Cinderella has been a popular pantomime since 1830. But given a choice how would you prefer to see it performed? As a ballet to a score by Prokofiev? An opera by Rossini? A musical by Rodgers and Hammerstein? An animated cartoon by Walt Disney? A film by Kenneth Branagh?

A lot of people will be opting for Matthew Bourne’s ballet and spectacle, designed by Lez Brotherston, at Sadler’s Wells Theatre. It is set during the height of the London Blitz in 1940. It’s a great pity that the pre-recorded Prokofiev has been deliberately over-amplified to create a cinematic surround sound. I felt like Gulliver did when he was listening to an orchestra in Brobdingnag.

Bourne loves movies and there are references to A Matter of Life and Death, Waterloo Road and Brief Encounter. The wicked stepmother is modelled on Joan Crawford. She is so wicked she tries to smother Cinders.

Bourne stretches a two act ballet to three acts. There’s too much meaningless dancing for dancing’s sake in the Café de Paris. Ashley Shaw and Andrew Monaghan’s high spot is when Cinderella dances with a tailor’s dummy, which is transformed into her Prince.

Julius Caesar and Antony and Cleopatra are two quite separate plays; but if you see them as a double-bill, at a matinee and evening performance at the Barbican as part of the RSC’s Roman Season, it is even more of a shock to see what has happened to Mark Antony. The triple pillar of the world has been transformed into a strumpet’s fool, so infatuated that he neglects duty and honour. In Julius Caesar, Antony is the charismatic, athletic young man, who is a brilliant orator. In Antony and Cleopatra, Antony is an old ruffian and he has aged so much that the role has to be played by another actor.

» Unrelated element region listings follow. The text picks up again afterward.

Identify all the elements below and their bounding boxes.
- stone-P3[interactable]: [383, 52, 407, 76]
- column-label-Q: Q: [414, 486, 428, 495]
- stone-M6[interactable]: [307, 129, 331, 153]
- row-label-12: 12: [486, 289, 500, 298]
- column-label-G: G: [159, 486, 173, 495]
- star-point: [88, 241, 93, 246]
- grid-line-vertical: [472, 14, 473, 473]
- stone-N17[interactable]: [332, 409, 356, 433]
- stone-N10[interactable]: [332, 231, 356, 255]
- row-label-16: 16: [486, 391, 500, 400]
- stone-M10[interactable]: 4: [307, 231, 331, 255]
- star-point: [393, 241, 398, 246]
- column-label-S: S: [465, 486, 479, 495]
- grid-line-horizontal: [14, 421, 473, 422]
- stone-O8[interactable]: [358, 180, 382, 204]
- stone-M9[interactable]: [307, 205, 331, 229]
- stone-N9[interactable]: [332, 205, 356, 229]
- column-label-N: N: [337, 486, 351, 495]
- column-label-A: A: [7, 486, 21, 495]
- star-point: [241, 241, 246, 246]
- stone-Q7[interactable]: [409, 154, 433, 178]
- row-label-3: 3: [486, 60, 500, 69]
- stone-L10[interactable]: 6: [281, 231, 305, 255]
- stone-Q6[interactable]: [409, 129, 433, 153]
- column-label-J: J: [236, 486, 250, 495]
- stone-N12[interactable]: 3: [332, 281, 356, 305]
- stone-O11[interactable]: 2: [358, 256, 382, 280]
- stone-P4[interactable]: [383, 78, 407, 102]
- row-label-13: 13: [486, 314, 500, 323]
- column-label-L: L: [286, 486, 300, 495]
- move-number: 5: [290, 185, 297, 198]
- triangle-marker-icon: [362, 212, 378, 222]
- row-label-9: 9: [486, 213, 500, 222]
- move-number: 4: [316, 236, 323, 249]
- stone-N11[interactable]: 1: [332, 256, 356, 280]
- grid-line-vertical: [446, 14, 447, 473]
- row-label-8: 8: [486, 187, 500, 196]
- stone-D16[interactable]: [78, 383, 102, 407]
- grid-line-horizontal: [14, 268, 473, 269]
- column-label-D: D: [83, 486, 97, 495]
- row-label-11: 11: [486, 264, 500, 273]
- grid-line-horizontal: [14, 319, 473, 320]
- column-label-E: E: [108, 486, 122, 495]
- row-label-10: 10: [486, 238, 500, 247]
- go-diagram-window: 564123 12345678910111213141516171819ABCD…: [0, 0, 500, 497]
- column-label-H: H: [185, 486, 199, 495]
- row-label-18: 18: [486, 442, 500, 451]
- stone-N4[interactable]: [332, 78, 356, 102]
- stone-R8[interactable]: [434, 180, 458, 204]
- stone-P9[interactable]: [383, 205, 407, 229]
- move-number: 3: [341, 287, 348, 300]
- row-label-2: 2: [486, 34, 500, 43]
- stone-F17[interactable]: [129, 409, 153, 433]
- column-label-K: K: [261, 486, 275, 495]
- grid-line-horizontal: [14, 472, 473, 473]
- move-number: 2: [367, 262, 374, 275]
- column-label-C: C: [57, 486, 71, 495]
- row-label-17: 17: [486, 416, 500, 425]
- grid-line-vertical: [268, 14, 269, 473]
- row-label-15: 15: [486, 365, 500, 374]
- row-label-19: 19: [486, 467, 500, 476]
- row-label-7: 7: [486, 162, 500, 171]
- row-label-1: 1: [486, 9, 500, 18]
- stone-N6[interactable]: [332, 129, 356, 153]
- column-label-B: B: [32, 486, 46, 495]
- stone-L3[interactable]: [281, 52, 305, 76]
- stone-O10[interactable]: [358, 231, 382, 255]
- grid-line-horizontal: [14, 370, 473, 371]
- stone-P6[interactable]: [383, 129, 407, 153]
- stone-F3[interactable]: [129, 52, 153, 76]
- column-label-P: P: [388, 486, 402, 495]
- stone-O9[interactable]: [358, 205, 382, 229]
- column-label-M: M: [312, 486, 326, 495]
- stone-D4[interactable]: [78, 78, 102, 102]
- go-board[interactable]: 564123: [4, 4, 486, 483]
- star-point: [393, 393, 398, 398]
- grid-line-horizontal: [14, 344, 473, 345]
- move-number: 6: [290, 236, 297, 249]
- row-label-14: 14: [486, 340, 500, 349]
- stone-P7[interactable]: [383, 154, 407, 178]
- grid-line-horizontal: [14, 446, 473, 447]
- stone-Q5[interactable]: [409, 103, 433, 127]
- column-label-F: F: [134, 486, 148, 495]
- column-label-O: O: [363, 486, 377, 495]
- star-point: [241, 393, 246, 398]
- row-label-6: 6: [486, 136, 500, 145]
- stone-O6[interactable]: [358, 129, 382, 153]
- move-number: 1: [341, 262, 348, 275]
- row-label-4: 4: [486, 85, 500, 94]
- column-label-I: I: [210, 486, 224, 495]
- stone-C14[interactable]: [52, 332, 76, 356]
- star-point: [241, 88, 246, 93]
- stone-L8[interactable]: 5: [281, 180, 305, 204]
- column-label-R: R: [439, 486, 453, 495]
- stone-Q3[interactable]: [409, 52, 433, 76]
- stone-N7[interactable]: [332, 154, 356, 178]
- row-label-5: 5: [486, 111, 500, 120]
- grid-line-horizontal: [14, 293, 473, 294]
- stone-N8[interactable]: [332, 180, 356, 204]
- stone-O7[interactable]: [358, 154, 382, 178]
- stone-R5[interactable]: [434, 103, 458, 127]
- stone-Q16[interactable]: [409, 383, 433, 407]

The most famous lovers in history, insanely jealous of each other and long past their sell-by dates, bungle everything. Antony even bungles his own death; and then lives long enough to learn that Cleopatra is not dead but merely wished to find out what he would do if he heard she were.

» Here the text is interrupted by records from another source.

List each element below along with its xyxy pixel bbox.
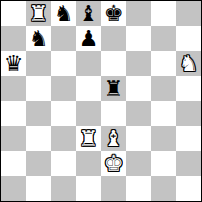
square-c5[interactable] (51, 76, 76, 101)
square-e4[interactable] (101, 101, 126, 126)
square-b3[interactable] (26, 126, 51, 151)
square-a4[interactable] (1, 101, 26, 126)
square-e8[interactable]: ♚ (101, 1, 126, 26)
square-g3[interactable] (151, 126, 176, 151)
square-c4[interactable] (51, 101, 76, 126)
white-bishop-piece: ♝ (104, 126, 124, 151)
square-d2[interactable] (76, 151, 101, 176)
white-rook-piece: ♜ (29, 1, 49, 26)
square-f3[interactable] (126, 126, 151, 151)
square-f8[interactable] (126, 1, 151, 26)
square-b7[interactable]: ♞ (26, 26, 51, 51)
square-a6[interactable]: ♛ (1, 51, 26, 76)
square-b8[interactable]: ♜ (26, 1, 51, 26)
square-f6[interactable] (126, 51, 151, 76)
square-a7[interactable] (1, 26, 26, 51)
square-e7[interactable] (101, 26, 126, 51)
square-h5[interactable] (176, 76, 201, 101)
black-knight-piece: ♞ (54, 1, 74, 26)
square-h7[interactable] (176, 26, 201, 51)
square-g7[interactable] (151, 26, 176, 51)
square-e2[interactable]: ♚ (101, 151, 126, 176)
square-d4[interactable] (76, 101, 101, 126)
square-f1[interactable] (126, 176, 151, 201)
square-b4[interactable] (26, 101, 51, 126)
square-d8[interactable]: ♝ (76, 1, 101, 26)
black-rook-piece: ♜ (104, 76, 124, 101)
square-a5[interactable] (1, 76, 26, 101)
square-d7[interactable]: ♟ (76, 26, 101, 51)
square-g1[interactable] (151, 176, 176, 201)
square-a3[interactable] (1, 126, 26, 151)
square-a8[interactable] (1, 1, 26, 26)
square-a1[interactable] (1, 176, 26, 201)
square-f7[interactable] (126, 26, 151, 51)
square-b6[interactable] (26, 51, 51, 76)
square-h6[interactable]: ♞ (176, 51, 201, 76)
square-f4[interactable] (126, 101, 151, 126)
square-g6[interactable] (151, 51, 176, 76)
square-d3[interactable]: ♜ (76, 126, 101, 151)
square-h1[interactable] (176, 176, 201, 201)
square-c7[interactable] (51, 26, 76, 51)
square-d1[interactable] (76, 176, 101, 201)
square-h8[interactable] (176, 1, 201, 26)
square-b2[interactable] (26, 151, 51, 176)
square-g8[interactable] (151, 1, 176, 26)
white-rook-piece: ♜ (79, 126, 99, 151)
square-c2[interactable] (51, 151, 76, 176)
square-f5[interactable] (126, 76, 151, 101)
black-queen-piece: ♛ (4, 51, 24, 76)
square-e3[interactable]: ♝ (101, 126, 126, 151)
square-e6[interactable] (101, 51, 126, 76)
square-d5[interactable] (76, 76, 101, 101)
square-g4[interactable] (151, 101, 176, 126)
black-pawn-piece: ♟ (79, 26, 99, 51)
square-a2[interactable] (1, 151, 26, 176)
square-e5[interactable]: ♜ (101, 76, 126, 101)
square-h4[interactable] (176, 101, 201, 126)
chess-board: ♜♞♝♚♞♟♛♞♜♜♝♚ (0, 0, 202, 202)
chess-diagram: ♜♞♝♚♞♟♛♞♜♜♝♚ (0, 0, 202, 202)
square-e1[interactable] (101, 176, 126, 201)
square-g5[interactable] (151, 76, 176, 101)
white-knight-piece: ♞ (179, 51, 199, 76)
square-b1[interactable] (26, 176, 51, 201)
black-bishop-piece: ♝ (79, 1, 99, 26)
square-g2[interactable] (151, 151, 176, 176)
square-c8[interactable]: ♞ (51, 1, 76, 26)
black-knight-piece: ♞ (29, 26, 49, 51)
square-h3[interactable] (176, 126, 201, 151)
black-king-piece: ♚ (104, 1, 124, 26)
square-c6[interactable] (51, 51, 76, 76)
square-d6[interactable] (76, 51, 101, 76)
square-b5[interactable] (26, 76, 51, 101)
square-f2[interactable] (126, 151, 151, 176)
white-king-piece: ♚ (104, 151, 124, 176)
square-h2[interactable] (176, 151, 201, 176)
square-c1[interactable] (51, 176, 76, 201)
square-c3[interactable] (51, 126, 76, 151)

Titus Andronicus, the least performed of all Shakespeare’s plays, dismissed by Ben Jonson as “blood and thunder”, was extremely popular in its day. The action, based on Seneca and Ovid, has no historical foundation and is an unremitting cycle of sensational and grotesque atrocities. The pièce de resistance is the dinner party at which Titus (dressed as a chef) serves up the flesh of the two young men, rapists of his daughter, in a pie he has baked specially for their mother. The bloodbath dinner party is so over-the-top that all an audience can do is laugh in self-defence. The extra¬ordinary thing, however, is that alongside all the sick-making barbarity there should be so much fine poetry.

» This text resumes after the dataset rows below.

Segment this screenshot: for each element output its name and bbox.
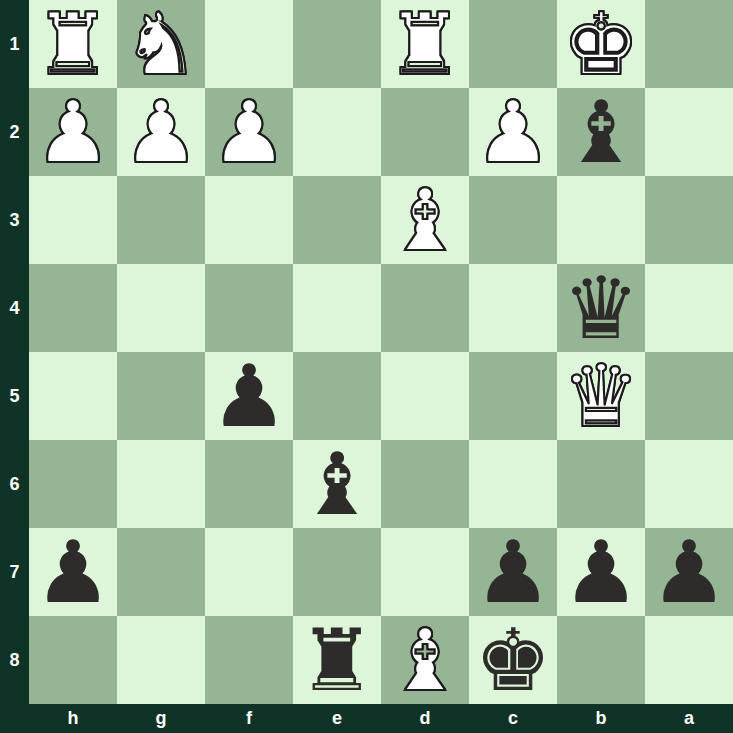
square-f2[interactable]: ♟ <box>205 88 293 176</box>
square-a3[interactable] <box>645 176 733 264</box>
square-a8[interactable] <box>645 616 733 704</box>
square-h3[interactable] <box>29 176 117 264</box>
file-label-f: f <box>205 708 293 729</box>
square-b6[interactable] <box>557 440 645 528</box>
square-c6[interactable] <box>469 440 557 528</box>
square-b7[interactable]: ♟ <box>557 528 645 616</box>
square-d5[interactable] <box>381 352 469 440</box>
square-b2[interactable]: ♝ <box>557 88 645 176</box>
square-c4[interactable] <box>469 264 557 352</box>
piece-black-king: ♚ <box>474 616 551 704</box>
square-e1[interactable] <box>293 0 381 88</box>
square-b8[interactable] <box>557 616 645 704</box>
rank-label-3: 3 <box>0 176 29 264</box>
square-e2[interactable] <box>293 88 381 176</box>
file-labels: hgfedcba <box>0 704 733 733</box>
square-d7[interactable] <box>381 528 469 616</box>
square-e4[interactable] <box>293 264 381 352</box>
file-label-d: d <box>381 708 469 729</box>
file-label-a: a <box>645 708 733 729</box>
chess-board: ♜♞♜♚♟♟♟♟♝♝♛♟♛♝♟♟♟♟♜♝♚ <box>29 0 733 704</box>
square-g2[interactable]: ♟ <box>117 88 205 176</box>
square-h7[interactable]: ♟ <box>29 528 117 616</box>
square-f6[interactable] <box>205 440 293 528</box>
piece-white-bishop: ♝ <box>386 176 463 264</box>
square-h2[interactable]: ♟ <box>29 88 117 176</box>
square-g6[interactable] <box>117 440 205 528</box>
piece-white-pawn: ♟ <box>122 88 199 176</box>
square-g1[interactable]: ♞ <box>117 0 205 88</box>
piece-black-queen: ♛ <box>562 264 639 352</box>
square-c5[interactable] <box>469 352 557 440</box>
chess-board-page: 12345678 ♜♞♜♚♟♟♟♟♝♝♛♟♛♝♟♟♟♟♜♝♚ hgfedcba <box>0 0 733 733</box>
square-d1[interactable]: ♜ <box>381 0 469 88</box>
square-h5[interactable] <box>29 352 117 440</box>
piece-white-bishop: ♝ <box>386 616 463 704</box>
piece-white-queen: ♛ <box>562 352 639 440</box>
square-f7[interactable] <box>205 528 293 616</box>
square-g5[interactable] <box>117 352 205 440</box>
piece-black-rook: ♜ <box>298 616 375 704</box>
square-g7[interactable] <box>117 528 205 616</box>
square-a2[interactable] <box>645 88 733 176</box>
file-label-e: e <box>293 708 381 729</box>
rank-label-5: 5 <box>0 352 29 440</box>
file-label-g: g <box>117 708 205 729</box>
piece-black-pawn: ♟ <box>474 528 551 616</box>
rank-label-7: 7 <box>0 528 29 616</box>
square-g8[interactable] <box>117 616 205 704</box>
square-a1[interactable] <box>645 0 733 88</box>
square-c8[interactable]: ♚ <box>469 616 557 704</box>
square-a7[interactable]: ♟ <box>645 528 733 616</box>
square-d4[interactable] <box>381 264 469 352</box>
square-b5[interactable]: ♛ <box>557 352 645 440</box>
square-h1[interactable]: ♜ <box>29 0 117 88</box>
square-a5[interactable] <box>645 352 733 440</box>
square-b4[interactable]: ♛ <box>557 264 645 352</box>
rank-labels: 12345678 <box>0 0 29 704</box>
square-d2[interactable] <box>381 88 469 176</box>
square-h8[interactable] <box>29 616 117 704</box>
piece-white-knight: ♞ <box>122 0 199 88</box>
square-c7[interactable]: ♟ <box>469 528 557 616</box>
square-h6[interactable] <box>29 440 117 528</box>
square-c2[interactable]: ♟ <box>469 88 557 176</box>
piece-white-pawn: ♟ <box>210 88 287 176</box>
square-f3[interactable] <box>205 176 293 264</box>
square-e6[interactable]: ♝ <box>293 440 381 528</box>
piece-white-pawn: ♟ <box>34 88 111 176</box>
piece-black-bishop: ♝ <box>298 440 375 528</box>
square-h4[interactable] <box>29 264 117 352</box>
piece-white-rook: ♜ <box>34 0 111 88</box>
rank-label-8: 8 <box>0 616 29 704</box>
square-f8[interactable] <box>205 616 293 704</box>
square-b1[interactable]: ♚ <box>557 0 645 88</box>
square-g4[interactable] <box>117 264 205 352</box>
square-d8[interactable]: ♝ <box>381 616 469 704</box>
piece-white-king: ♚ <box>562 0 639 88</box>
piece-black-pawn: ♟ <box>210 352 287 440</box>
piece-white-rook: ♜ <box>386 0 463 88</box>
square-d3[interactable]: ♝ <box>381 176 469 264</box>
file-label-b: b <box>557 708 645 729</box>
rank-label-2: 2 <box>0 88 29 176</box>
file-label-c: c <box>469 708 557 729</box>
square-e5[interactable] <box>293 352 381 440</box>
square-f5[interactable]: ♟ <box>205 352 293 440</box>
rank-label-6: 6 <box>0 440 29 528</box>
square-c3[interactable] <box>469 176 557 264</box>
square-g3[interactable] <box>117 176 205 264</box>
square-f1[interactable] <box>205 0 293 88</box>
piece-black-pawn: ♟ <box>34 528 111 616</box>
square-e8[interactable]: ♜ <box>293 616 381 704</box>
square-e3[interactable] <box>293 176 381 264</box>
square-f4[interactable] <box>205 264 293 352</box>
square-e7[interactable] <box>293 528 381 616</box>
piece-black-pawn: ♟ <box>650 528 727 616</box>
board-area: 12345678 ♜♞♜♚♟♟♟♟♝♝♛♟♛♝♟♟♟♟♜♝♚ <box>0 0 733 704</box>
square-c1[interactable] <box>469 0 557 88</box>
piece-white-pawn: ♟ <box>474 88 551 176</box>
rank-label-1: 1 <box>0 0 29 88</box>
piece-black-bishop: ♝ <box>562 88 639 176</box>
rank-label-4: 4 <box>0 264 29 352</box>
file-label-h: h <box>29 708 117 729</box>
square-d6[interactable] <box>381 440 469 528</box>
square-b3[interactable] <box>557 176 645 264</box>
square-a6[interactable] <box>645 440 733 528</box>
piece-black-pawn: ♟ <box>562 528 639 616</box>
square-a4[interactable] <box>645 264 733 352</box>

In Amy Herzog’s so-so Belleville at Donmar James Norton and Imogen Potts play an American couple, who are living in an apartment in a bohemian Paris suburb and wishing they had never married. There are various options such as eviction, separation, divorce, go home to daddy, commit suicide or murder. The audience gets worried when she starts cutting her toe nails with a large kitchen knife.